The pyruvate dehydrogenase complex is among the largest multifunctional enzymes found in cells (>11MDa). It catalyzes the production of acetyl-CoA from pyruvate and is comprised of three component enzymes: E1, E2, and E3. Previous work from our laboratory resulted in determination of the molecular architectures of sub-complexes comprising the 60-mer E2 from Bacillus stearothermophilus decorated with either 60 copies of E1 or E3. An annular gap of ~75–95 Å separates the catalytic domains of the E2 from an outer shell formed of E1’s or E3’s. To test the mechanisms involved in the maintenance of this annular gap and its significance for active site coupling, cryo-electron tomography was employed to determine the spatial relationship of E1 and E2 components within individual, non-averaged, E1E2 sub-complexes.

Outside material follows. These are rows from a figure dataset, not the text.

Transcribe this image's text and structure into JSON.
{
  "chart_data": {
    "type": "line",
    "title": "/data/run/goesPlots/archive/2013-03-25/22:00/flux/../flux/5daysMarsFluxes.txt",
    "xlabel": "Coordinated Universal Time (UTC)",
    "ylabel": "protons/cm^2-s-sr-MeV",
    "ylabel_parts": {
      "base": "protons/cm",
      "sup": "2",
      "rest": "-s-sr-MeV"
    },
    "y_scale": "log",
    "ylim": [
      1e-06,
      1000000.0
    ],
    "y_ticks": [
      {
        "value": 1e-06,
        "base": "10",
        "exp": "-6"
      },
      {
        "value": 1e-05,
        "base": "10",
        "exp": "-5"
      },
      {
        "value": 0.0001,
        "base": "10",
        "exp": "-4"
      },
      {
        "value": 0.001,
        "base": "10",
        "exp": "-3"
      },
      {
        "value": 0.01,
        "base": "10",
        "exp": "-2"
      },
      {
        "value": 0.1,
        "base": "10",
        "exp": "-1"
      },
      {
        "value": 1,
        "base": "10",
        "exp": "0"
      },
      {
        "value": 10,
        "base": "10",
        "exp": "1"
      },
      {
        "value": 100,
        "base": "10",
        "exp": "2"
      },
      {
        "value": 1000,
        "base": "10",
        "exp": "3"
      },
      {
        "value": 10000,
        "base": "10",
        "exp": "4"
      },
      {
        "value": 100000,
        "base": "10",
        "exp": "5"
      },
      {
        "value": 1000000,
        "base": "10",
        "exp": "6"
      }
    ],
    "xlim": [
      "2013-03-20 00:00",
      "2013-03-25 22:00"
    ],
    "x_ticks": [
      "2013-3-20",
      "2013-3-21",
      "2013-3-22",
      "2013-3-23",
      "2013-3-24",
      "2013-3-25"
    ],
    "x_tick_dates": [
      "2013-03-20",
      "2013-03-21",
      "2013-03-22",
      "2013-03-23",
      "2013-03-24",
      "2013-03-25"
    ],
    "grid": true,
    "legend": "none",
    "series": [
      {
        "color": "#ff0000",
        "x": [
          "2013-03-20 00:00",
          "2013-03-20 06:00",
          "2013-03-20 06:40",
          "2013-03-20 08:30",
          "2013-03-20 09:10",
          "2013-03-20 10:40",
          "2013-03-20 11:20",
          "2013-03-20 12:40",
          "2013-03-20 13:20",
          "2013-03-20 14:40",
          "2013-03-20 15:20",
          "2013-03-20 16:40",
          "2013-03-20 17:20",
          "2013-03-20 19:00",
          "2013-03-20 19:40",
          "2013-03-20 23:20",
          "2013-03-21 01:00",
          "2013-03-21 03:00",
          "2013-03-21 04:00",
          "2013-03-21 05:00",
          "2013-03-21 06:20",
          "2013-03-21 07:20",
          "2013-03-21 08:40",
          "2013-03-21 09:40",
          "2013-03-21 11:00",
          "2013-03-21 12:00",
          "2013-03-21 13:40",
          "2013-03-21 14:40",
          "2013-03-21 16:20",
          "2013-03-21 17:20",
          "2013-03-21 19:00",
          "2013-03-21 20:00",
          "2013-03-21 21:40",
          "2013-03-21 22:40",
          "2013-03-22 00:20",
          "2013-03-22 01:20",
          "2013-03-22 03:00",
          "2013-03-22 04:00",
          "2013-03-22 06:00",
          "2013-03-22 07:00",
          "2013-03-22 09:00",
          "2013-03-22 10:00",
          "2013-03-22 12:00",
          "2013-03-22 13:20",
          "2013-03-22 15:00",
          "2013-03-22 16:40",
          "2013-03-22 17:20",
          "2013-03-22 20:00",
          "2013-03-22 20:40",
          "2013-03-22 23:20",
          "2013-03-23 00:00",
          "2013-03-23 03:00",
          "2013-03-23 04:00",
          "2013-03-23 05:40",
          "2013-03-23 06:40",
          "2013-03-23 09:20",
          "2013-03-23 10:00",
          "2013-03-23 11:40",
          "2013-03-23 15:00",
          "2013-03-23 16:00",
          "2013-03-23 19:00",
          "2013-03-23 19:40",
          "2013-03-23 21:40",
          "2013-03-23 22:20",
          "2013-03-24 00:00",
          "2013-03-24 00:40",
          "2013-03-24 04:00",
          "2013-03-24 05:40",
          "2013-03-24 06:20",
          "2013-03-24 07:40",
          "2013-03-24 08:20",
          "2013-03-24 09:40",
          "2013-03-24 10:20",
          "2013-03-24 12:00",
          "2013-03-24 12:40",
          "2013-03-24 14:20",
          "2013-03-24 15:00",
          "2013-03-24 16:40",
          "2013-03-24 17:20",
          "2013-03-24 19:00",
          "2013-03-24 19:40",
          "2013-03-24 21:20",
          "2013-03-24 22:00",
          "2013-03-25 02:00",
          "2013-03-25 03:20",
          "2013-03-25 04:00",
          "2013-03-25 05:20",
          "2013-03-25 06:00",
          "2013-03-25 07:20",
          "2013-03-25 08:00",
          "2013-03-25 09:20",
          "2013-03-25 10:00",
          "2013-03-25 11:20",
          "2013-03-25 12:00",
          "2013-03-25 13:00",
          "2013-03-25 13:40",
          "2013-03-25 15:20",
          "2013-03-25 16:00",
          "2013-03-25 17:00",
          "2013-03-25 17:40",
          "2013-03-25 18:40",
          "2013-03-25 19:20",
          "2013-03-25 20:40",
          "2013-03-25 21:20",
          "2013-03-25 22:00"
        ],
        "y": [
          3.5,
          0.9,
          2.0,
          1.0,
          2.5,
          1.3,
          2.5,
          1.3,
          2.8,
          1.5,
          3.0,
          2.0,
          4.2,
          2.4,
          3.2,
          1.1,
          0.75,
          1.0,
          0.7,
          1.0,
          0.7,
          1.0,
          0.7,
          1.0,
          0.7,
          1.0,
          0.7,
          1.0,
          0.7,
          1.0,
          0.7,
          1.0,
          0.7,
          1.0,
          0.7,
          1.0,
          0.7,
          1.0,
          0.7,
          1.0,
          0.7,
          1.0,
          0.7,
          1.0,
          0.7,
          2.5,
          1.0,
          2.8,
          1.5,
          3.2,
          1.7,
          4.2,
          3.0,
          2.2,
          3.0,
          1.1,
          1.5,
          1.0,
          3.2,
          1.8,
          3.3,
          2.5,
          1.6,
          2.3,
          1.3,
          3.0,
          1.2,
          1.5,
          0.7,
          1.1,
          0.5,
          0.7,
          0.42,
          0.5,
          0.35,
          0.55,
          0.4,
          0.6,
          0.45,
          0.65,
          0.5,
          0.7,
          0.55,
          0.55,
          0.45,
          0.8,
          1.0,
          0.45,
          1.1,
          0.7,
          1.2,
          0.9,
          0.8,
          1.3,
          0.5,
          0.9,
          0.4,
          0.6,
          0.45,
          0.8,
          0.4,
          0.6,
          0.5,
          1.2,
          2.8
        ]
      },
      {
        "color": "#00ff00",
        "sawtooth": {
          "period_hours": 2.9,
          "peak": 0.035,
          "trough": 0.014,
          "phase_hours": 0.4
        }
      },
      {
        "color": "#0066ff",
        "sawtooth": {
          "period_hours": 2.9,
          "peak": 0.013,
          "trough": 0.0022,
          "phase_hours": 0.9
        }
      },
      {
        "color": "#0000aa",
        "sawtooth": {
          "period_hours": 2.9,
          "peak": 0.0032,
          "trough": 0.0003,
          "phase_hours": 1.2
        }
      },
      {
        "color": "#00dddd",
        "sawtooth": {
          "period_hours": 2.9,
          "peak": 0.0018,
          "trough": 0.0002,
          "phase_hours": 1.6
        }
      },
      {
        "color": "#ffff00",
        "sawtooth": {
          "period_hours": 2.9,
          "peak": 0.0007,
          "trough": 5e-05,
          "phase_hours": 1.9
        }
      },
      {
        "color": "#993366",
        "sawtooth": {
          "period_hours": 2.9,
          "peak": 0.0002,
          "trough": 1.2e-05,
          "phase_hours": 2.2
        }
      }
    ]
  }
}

In addition to verifying the presence of the annular space in three dimensions, stochastic variation in the exact position of each individual E1 density relative to the E2 core was measured. Biophysical studies of a peptide, corresponding to the inner linker region, suggests this region is flexible, yet highly extended, and maintains a long persistence length (~70–89 Å). Together these results demonstrate that the inner linker region separating the bound E1 and E3 molecules from the E2 core is an extended peptide chain that maintains a long persistence length, sixty of which generate a scaffold for the organization of E1 and E3 molecules in a modular radial shell. This is likely to be critically important to the coupling of E1, E2, and E3 active sites, mediated by movements across the gap by an additional domain at the N-terminal end of the E2 chain.